This is something of a personal project I’ve been messing with since high school. Back when I was on a FIRST team, I had the idea of taking Day 1’s data and using it to try to predict Day 2’s qualifying matches. Given the math I knew in high school, this wasn’t possible.
Now that I’m going off to grad school, this seems a lot more doable of a problem. The largest issue is that it’s a scarce data environment, so any metric is going to be an error filled derivation based in alliance score. OPR comes to mind as a starting point, but it’s flawed since it’s just a least squares approximation of contribution to alliance score. My first thought would be get into the computation of OPR to use the residuals of the least squares approximation to get an impression of how good an OPR fit is.
Other ideas I’m playing around with are using bayesian methods to weight in past performance as a prior to be influenced by current event performance. Along those lines, using a markov chain in the simulation to handle a transition between broken and repaired states seems like something that has promise.
If anyone else has tried to work on simulations for events, I’d love to hear what has and hasn’t worked. Intuitively it seems possible since experienced people can look at a match and get a pretty good idea of which side is going to win.
I gave a presentation in high school about the predictive power of OPR in 2013. While I didn’t include a residuals slide (if memory serves, I think it had something to do with time constraints), the dataset is included for you to derive it yourself fairly easily.
Of course, 2013 was an awesome year for OPR. Scoring was both linear and remarkably separable for most matches of the year (exceptions include some autonomous conflicts at high levels of play, along with floor pickup and FCS synergy). However, OPR’s usefulness changes drastically game to game. The closer scoring in the game is to simply adding the individual scores contributed from each alliance member (and the closer individual scores are to individual robot actions), the more accurate it will be.
If anyone else has tried to work on simulations for events, I’d love to hear what has and hasn’t worked
You might also find my comparison of different prediction models to be useful. The methods I found to have the most predictive power were calculated contributions (OPR), Ether Power Rating, and Winning Margin Elo.
Do you understand how predicted contributions and Elo ratings are calculated? The best source for understanding predicted contributions is probably my link to Eugene Fang’s post, although I have described it in some detail in my comparison of prediction models. A rough summary of how I calculate Elo can also be found there, with a more detailed description in my FRC Elo document.
Elo predictions are found according to the formula:
redWinProbabilityElo = 1 / (1 + 10 ^ ((blueAllianceElo - redAllianceElo) / 400))
Where blueAllianceElo is the sum of the Elo ratings of all teams on the blue alliance and redAllianceElo is the sum of the Elo ratings of all teams on the red alliance.
CC predictions are found according to the formula:
redWinProbabilityCC = 1 / (1 + 10 ^ (predictedBlueScore - predictedRedScore) / scale))
Where predictedBlueScore is found by:
((The highest predicted contribution of the teams on blue alliance) + (The median predicted contribution of the teams on blue alliance) * 1.5 + (The lowest predicted contribution of the teams on blue alliance) * 0.5) + (average score))/2
where scale and average score varied each week, but scale is 100 and average score is 289.4 in my most recent update.
Overall, my predictions are given by:
redWinProbability = (redWinProbabilityElo+redWinProbabilityCC)/2
One of my team’s members made a program to estimate results of matches from previous match’s results.
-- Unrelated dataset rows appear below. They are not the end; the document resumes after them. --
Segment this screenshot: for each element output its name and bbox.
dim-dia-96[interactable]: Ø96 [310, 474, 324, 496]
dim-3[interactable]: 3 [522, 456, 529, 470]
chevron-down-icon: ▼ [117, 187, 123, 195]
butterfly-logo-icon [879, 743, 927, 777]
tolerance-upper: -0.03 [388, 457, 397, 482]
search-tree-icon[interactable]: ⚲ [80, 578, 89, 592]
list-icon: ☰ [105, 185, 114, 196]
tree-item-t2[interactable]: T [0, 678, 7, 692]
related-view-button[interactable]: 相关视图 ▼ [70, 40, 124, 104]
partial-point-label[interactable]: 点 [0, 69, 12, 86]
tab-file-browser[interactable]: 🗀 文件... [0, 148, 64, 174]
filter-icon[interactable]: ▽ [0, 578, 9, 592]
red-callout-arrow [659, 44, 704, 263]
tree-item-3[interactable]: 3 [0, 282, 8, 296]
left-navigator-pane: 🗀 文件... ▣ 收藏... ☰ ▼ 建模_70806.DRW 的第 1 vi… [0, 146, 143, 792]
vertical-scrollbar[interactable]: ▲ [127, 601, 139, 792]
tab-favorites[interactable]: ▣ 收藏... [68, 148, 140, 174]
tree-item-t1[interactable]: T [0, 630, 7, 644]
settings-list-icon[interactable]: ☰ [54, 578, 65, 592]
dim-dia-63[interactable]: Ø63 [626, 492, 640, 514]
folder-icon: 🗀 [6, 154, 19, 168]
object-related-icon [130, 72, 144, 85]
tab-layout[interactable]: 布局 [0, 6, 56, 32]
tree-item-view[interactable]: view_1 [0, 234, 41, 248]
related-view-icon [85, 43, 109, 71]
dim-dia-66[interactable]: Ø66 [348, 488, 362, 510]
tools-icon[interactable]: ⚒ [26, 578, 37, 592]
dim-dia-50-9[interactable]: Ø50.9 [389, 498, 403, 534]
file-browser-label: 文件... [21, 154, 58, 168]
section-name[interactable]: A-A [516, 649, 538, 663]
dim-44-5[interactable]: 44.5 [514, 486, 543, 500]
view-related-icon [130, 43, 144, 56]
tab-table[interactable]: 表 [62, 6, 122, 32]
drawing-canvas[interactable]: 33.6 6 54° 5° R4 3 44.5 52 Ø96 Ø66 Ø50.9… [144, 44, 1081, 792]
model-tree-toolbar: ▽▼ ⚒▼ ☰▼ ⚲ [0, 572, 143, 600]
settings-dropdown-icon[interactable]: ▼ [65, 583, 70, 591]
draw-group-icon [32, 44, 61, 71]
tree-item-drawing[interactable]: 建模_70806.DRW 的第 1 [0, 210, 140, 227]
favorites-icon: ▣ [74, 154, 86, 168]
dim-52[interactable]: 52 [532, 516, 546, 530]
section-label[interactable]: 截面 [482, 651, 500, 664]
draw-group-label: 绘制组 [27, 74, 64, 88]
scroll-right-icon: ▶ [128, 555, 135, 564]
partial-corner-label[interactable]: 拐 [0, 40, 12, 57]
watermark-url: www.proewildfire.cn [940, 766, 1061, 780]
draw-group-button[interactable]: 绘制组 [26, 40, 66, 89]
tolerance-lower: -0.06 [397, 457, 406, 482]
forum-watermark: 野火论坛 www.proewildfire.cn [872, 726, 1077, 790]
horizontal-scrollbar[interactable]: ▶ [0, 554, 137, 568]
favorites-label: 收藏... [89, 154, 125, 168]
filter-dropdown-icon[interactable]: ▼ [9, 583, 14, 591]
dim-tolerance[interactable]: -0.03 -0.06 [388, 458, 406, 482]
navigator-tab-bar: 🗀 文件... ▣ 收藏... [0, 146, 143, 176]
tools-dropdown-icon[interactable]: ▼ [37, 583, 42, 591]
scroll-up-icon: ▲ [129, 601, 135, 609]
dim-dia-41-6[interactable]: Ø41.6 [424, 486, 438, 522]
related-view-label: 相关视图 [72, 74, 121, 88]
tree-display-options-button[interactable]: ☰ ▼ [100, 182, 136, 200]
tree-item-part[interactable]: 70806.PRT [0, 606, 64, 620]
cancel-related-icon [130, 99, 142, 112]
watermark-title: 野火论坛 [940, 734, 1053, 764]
From just half of a district champ of data, it was estimating the results very accurately. It was kind of scary.
It could also be done with Machine Learning. Using something like python with sklearn to train the data and make it predict who will win the match. However, the lack of data would be an issue. I could see this work during worlds however when you can feed in team’s data from all their previous events.
It’s definitely possible to get very near to 100% prediction accuracy with machine learning. All you have to do is use a network at least as large as your data set and neglect to keep your training and testing data separate. :rolleyes:
I’ve tried to use a machine learning model to predict matches this year and as Caleb hinted at, the results aren’t that great. I reached a max of 65-68% accuracy when feeding the majority of this year’s data (keeping training and test data separate).